Yo!
So, jumping right in, I'm going to start with your diction and how it interacts with the flow of the piece. Most of the time, the word you choose is on point with the meaning you're trying to get across, which is obviously great for a poet. However, there's a trade-off happening in this poem between the right word and the right rhythm, and you're erring on the side of the right word - and it shows.
Parts of this were difficult to read because the flow of the lines was off-kilter or interrupted, and I can't help but feel you could re-evaluate some of your word choices or phrasing for something that's as strong but doesn't interrupt the poem. For example, the word "suffocates" in your second full stanza throws off the rhythm of the second line for me - "chokes" would be stronger, I think, preserving the meaning and the flow.
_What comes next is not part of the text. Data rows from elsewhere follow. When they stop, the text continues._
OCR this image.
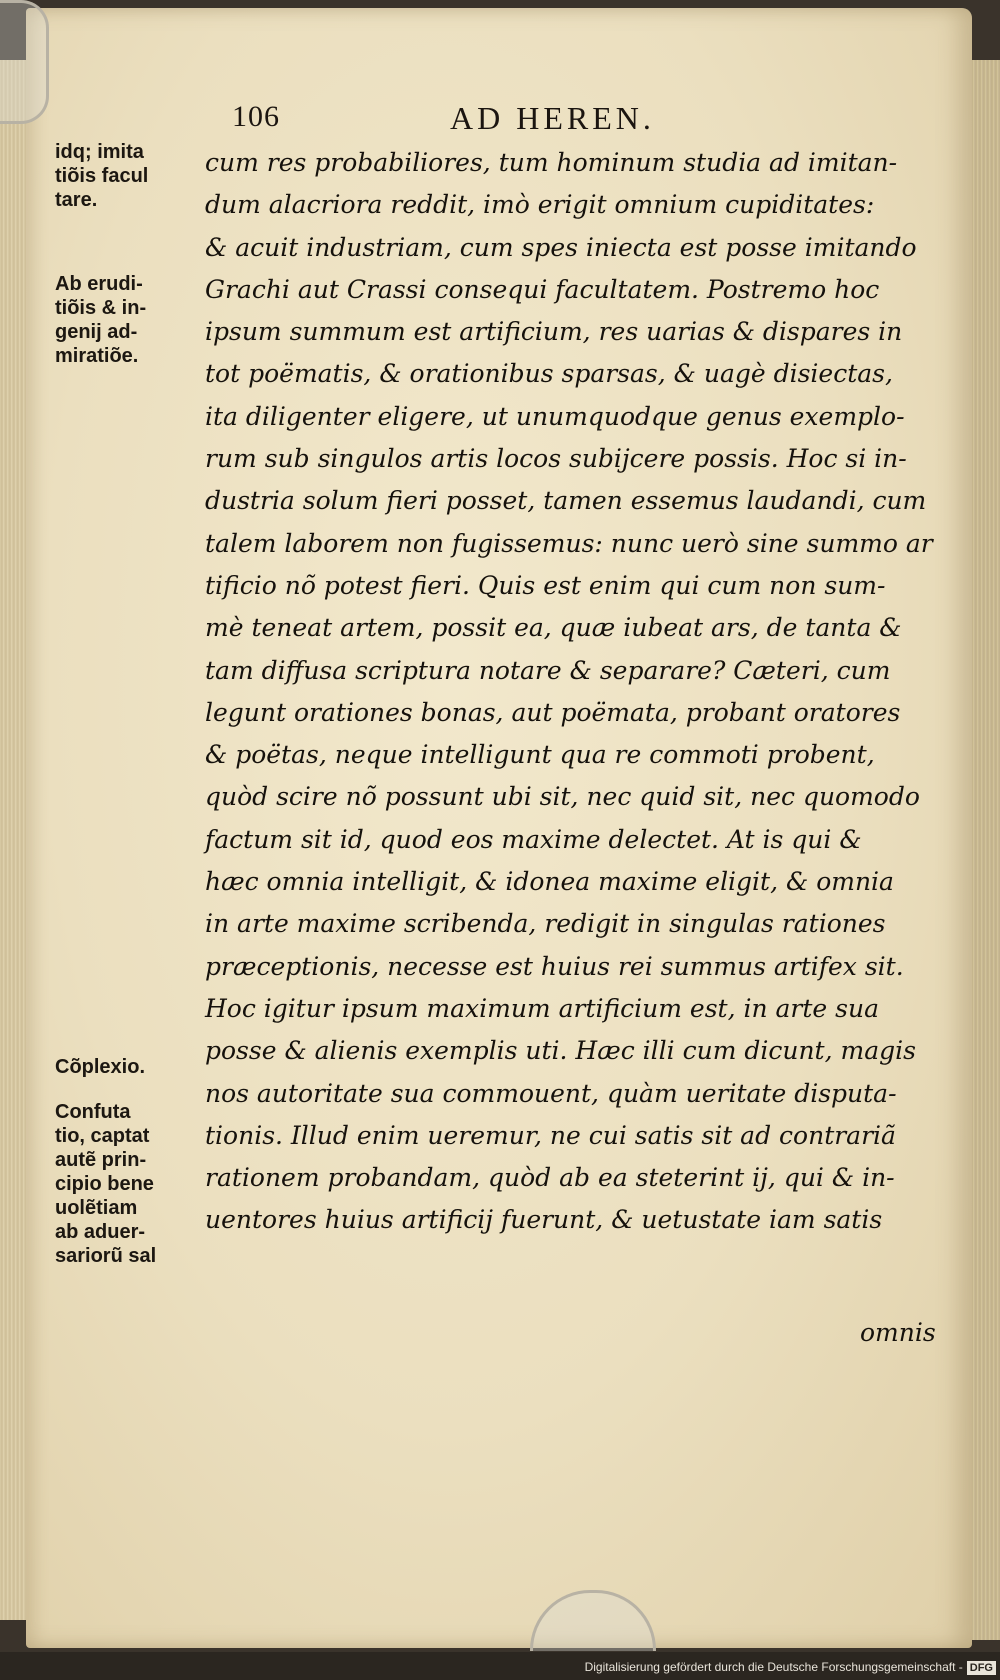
106	AD HEREN.
idq; imita
tiõis facul
tare.
Ab erudi-
tiõis & in-
genij ad-
miratiõe.
Cõplexio.
Confuta
tio, captat
autẽ prin-
cipio bene
uolẽtiam
ab aduer-
sariorũ sal
cum res probabiliores, tum hominum studia ad imitan-
dum alacriora reddit, imò erigit omnium cupiditates:
& acuit industriam, cum spes iniecta est posse imitando
Grachi aut Crassi consequi facultatem. Postremo hoc
ipsum summum est artificium, res uarias & dispares in
tot poëmatis, & orationibus sparsas, & uagè disiectas,
ita diligenter eligere, ut unumquodque genus exemplo-
rum sub singulos artis locos subijcere possis. Hoc si in-
dustria solum fieri posset, tamen essemus laudandi, cum
talem laborem non fugissemus: nunc uerò sine summo ar
tificio nõ potest fieri. Quis est enim qui cum non sum-
mè teneat artem, possit ea, quæ iubeat ars, de tanta &
tam diffusa scriptura notare & separare? Cæteri, cum
legunt orationes bonas, aut poëmata, probant oratores
& poëtas, neque intelligunt qua re commoti probent,
quòd scire nõ possunt ubi sit, nec quid sit, nec quomodo
factum sit id, quod eos maxime delectet. At is qui &
hæc omnia intelligit, & idonea maxime eligit, & omnia
in arte maxime scribenda, redigit in singulas rationes
præceptionis, necesse est huius rei summus artifex sit.
Hoc igitur ipsum maximum artificium est, in arte sua
posse & alienis exemplis uti. Hæc illi cum dicunt, magis
nos autoritate sua commouent, quàm ueritate disputa-
tionis. Illud enim ueremur, ne cui satis sit ad contrariã
rationem probandam, quòd ab ea steterint ij, qui & in-
uentores huius artificij fuerunt, & uetustate iam satis
omnis
Digitalisierung gefördert durch die Deutsche Forschungsgemeinschaft - DFG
I'd suggest reading your poetry out loud to find spots where the rhythm doesn't match up with the feeling you're trying to convey, and where it's difficult to read.
As for the clarity of meaning of the piece, I found it a little difficult to digest. I know what you're trying to say, but I'm not sure if I totally understand it in the context of the poem - on the plus side, it makes me think about the piece!
I kind of feel like this poem was a little overwritten, which might be the root of the problems I spotted. It reads like you spent a lot of time and thought on some of the lines, and the words don't fit together so well from an objective standpoint, looking at it as someone who's not the poet. It's more evident in your phrasing than your word choice - some of the phrasing feels like something you would write if you were trying to emulate someone, like "except the latter suffocates" and "I have yet...since", which sounds a little awkward when you say it out loud. Re-evaluate that, maybe?
As for your use of imagery, of course, that's on point as always, as is your use of metaphor and paraphrasing of well-known sayings to help convey your meaning. I think I'll leave this review here and let you chew on it - keep writing!